As chronicled by Family Wealth Report last fall, a number of large universities in Illinois, such as the University of Chicago, have received multi-million dollar donations, shedding a light on how such large gifts have become a feature of philanthropy from ultra-high net worth families, often using new forms of foundation. Last year, for example, Ken Griffin, founder and chief executive officer of investment firm Citadel, donated $125 million to the University of Chicago's Department of Economics. (See other examples of such donations here and here.)
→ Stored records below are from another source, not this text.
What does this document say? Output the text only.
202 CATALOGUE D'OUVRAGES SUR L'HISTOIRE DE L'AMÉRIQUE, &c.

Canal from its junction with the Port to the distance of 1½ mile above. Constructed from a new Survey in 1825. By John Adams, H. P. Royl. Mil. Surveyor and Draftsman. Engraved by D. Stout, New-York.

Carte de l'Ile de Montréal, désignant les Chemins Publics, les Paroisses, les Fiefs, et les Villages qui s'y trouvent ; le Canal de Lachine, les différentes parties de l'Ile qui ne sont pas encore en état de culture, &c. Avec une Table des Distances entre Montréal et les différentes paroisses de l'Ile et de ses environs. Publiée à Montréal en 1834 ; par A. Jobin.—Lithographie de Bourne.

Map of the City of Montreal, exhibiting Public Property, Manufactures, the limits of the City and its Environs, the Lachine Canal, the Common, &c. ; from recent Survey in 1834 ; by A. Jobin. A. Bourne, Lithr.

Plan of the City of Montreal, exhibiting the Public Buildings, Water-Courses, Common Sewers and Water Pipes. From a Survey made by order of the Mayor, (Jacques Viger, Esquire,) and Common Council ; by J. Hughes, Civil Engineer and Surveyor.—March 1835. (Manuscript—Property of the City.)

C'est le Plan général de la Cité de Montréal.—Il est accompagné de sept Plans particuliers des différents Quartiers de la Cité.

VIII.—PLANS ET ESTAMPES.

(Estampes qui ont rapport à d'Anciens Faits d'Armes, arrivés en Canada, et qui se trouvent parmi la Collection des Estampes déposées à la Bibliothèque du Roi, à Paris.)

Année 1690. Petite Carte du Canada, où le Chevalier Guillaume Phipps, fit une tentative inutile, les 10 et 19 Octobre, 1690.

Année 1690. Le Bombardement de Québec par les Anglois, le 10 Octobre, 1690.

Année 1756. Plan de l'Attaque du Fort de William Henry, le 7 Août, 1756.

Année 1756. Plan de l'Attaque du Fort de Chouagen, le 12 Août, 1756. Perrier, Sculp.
FWR has contacted the Pearson foundation about the issue. A central issue, FWR understands, are the types of agreements, such as a form of "memorandum of understanding", that form part of the structure of any foundation, covering the stated wishes of the founders, use of money and other objectives. Susan Winer, chief operating officer of Strategic Philanthropy (and a judge for this year's FWR awards, to be announced later today) has written about the issues involved around major gifts. See here.
Media reports quoted a University of Chicago spokesperson as saying the Pearsons’ compliant lacked merit and that the school will “vigorously defend itself against the baseless allegations”.
At the time of the Pearsons’ donation, it was the second-largest in the school’s history, surpassed by Griffin’s donation.
“The Pearsons believe their story is a cautionary tale that should give pause to any family, philanthropist, benefactor or donor who is considering granting a university any amount of money - large or small,” the foundation said.
The twin Pearson brothers wanted their institute to push a data-driven approach to help end violent conflicts.